Licensing Competent Physicians

Close up of a physician in scrubs wearing a stethoscope

Responding to Challenging Times

These are challenging times for Nova Scotians seeking access to care in the face of physician shortages. The College is continuously monitoring national and international policy responses that address access to care and assist our province in recruiting competent physicians. Nova Scotians depend on the College to ensure that only qualified, competent, and ethical physicians are licensed to practise medicine.

The College’s Registration Policy Committee, composed of physicians and public representatives, sets licensing policy. The committee is keenly aware of the need to provide flexible pathways to licensure while ensuring competent practice. The College thanks the committee for undertaking this important work which regularly expands access to safe care for patients.

Whether applicants for licensure received training in Nova Scotia, another province, or another country, our registration team reviews their education, training, and experience. Our duty is to ensure there are no concerns about their conduct, character, health, or performance that would prevent them from safely caring for patients.

Physicians Trained Outside of Canada

With the change in approach, the pool of potential candidates for licensure has increased exponentially.

The College has instituted important changes to licensing physicians on a Defined licence, particularly in Royal College specialties.

The Royal College has long recognized training from jurisdictions within seven countries as acceptable. Physicians from those jurisdictions were (and are) immediately granted exam eligibility. Internationally trained physicians from outside those jurisdictions were not. The Royal College is now in the process of dismantling this approach, amid concerns it was arbitrary and discriminatory.

The Royal College will now grant exam eligibility to physicians with training from anywhere in the world who can demonstrate adequate discipline-specific postgraduate training. The Royal College review of a physician’s international training, done to assess for exam eligibility, remains a cumbersome and rate-limiting step. Regardless, with the change in approach, the pool of potential candidates for licensure has increased exponentially.

Pathway to Long-Term Licensure

Nova Scotia has built a streamlined approach for physicians eligible for a Defined licence. Family physicians qualify for this pathway by successfully completing a Practice Ready Assessment. Other specialists qualify by confirming eligibility to challenge the Royal College certification examination. Once on a Defined licence, the physician undergoes concentrated supervision for a period of six months. 

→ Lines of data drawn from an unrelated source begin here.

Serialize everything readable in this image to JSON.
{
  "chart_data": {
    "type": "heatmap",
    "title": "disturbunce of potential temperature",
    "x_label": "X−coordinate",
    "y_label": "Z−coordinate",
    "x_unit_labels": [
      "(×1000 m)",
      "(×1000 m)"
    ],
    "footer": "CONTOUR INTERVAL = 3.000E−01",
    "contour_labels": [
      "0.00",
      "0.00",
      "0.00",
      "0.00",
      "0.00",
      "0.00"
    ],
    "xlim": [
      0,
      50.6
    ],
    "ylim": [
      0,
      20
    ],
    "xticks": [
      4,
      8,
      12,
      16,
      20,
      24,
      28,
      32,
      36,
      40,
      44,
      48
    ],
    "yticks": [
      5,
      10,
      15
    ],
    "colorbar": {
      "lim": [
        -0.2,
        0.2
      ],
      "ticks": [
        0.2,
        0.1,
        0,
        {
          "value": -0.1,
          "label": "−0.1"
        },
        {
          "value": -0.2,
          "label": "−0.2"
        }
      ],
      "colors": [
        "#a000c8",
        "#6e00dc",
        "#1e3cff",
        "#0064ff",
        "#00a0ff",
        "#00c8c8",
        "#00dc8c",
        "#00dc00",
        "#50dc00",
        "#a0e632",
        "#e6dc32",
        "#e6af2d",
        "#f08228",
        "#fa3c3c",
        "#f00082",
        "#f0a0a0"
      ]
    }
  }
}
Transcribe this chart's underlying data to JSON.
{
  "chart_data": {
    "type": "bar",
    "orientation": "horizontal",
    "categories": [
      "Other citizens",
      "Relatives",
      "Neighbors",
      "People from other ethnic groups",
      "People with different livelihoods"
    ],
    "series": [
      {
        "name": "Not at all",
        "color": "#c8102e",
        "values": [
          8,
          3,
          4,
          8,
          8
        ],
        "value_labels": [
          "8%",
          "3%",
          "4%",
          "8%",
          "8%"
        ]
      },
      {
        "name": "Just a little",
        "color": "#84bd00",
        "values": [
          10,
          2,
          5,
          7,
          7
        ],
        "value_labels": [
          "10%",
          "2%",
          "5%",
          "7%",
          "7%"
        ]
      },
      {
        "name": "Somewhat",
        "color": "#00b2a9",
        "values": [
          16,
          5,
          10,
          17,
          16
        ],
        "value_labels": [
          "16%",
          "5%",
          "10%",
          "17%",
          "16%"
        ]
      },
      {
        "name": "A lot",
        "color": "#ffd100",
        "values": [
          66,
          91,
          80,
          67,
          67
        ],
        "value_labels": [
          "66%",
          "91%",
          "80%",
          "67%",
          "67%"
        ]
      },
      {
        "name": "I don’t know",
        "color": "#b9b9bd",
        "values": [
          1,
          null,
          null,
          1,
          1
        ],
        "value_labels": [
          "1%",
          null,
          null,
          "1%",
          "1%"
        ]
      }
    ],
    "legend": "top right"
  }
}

After six months, physicians who have performed well are issued a Restricted licence, restricted to the place they have been practising and the scope of practice for which they have been assessed.

Restricted licences may be renewed annually, and physicians holding a Restricted licence are not subject to ongoing supervision. These physicians will not be required to obtain Royal College certification but will be free to do so and, if successful, will be eligible for a Full licence. This approach represents the shortest pathway to long-term licensure in Canada.

Streamlined Approach

Our new approach to the licensure and welcome of internationally-trained physicians has been met with enthusiastic support from important stakeholders like Doctors Nova Scotia, Immigrant Services Association of Nova Scotia (ISANS), and provincial health authorities.

Physicians on the old licensing pathway were invited to transition to the new pathway. So far, this has resulted in 17 moving to the new pathway. Of those, ten have been issued a long-term licence in the form of a Restricted or Full licence. 

The first cohort of six physicians that began on the new pathway at the start of licensure have completed six months of supervision. All but one has been issued a Restricted licence as a result.

Recognizing American Certification

The College now issues a Full licence to American Board-certified physicians, provided they meet the eligibility criteria. The requirement for Royal College certification is waived for these physicians. We are the first province to do so.

When this policy came into effect, the College reviewed currently licensed physicians known to hold American Board certification. So far, this has resulted in issuing a Full licence to 18 physicians who previously held a Defined licence or Academic licence.

The College now issues a Full licence to American Board-certified physicians if they otherwise meet the eligibility criteria.

Licensing Subspecialist Examination Affiliate Program (SEAP) Designates

The College’s new Subspecialist Examination Affiliate Program (SEAP) Designates: Requirements for Full Licensure policy waives the legislated requirement for Royal College certification for these physicians. SEAP designates will be eligible for a Full licence, assuming standard criteria are met.

The College is confident these physicians have demonstrated sufficient knowledge to support Full licensure within the sub-specialty. It is expected that this policy change will give Nova Scotia an advantage when seeking to recruit international subspecialists.

Atlantic Registry

As of May 1, the Atlantic Registry is available to all physicians in an Atlantic province licensed to practise without conditions, restrictions, undertakings, or supervision.

Physicians who wish to opt into the Atlantic Registry will do so by advising their home College and providing their consent. The annual cost is $500 and replaces all fees associated with temporary or locum licences. Physicians on the Atlantic Registry can practise throughout the region as of right. 

The creation of the Atlantic Registry is the result of a collaboration over several months between all four Atlantic provinces.

Provincial Collaboration

The creation of the Atlantic Registry is the result of a collaboration over several months between all four Atlantic provinces. 

It is built upon substantial agreement by all Colleges on the criteria for licensure and advances the spirit and intent of the Canadian Free Trade Agreement.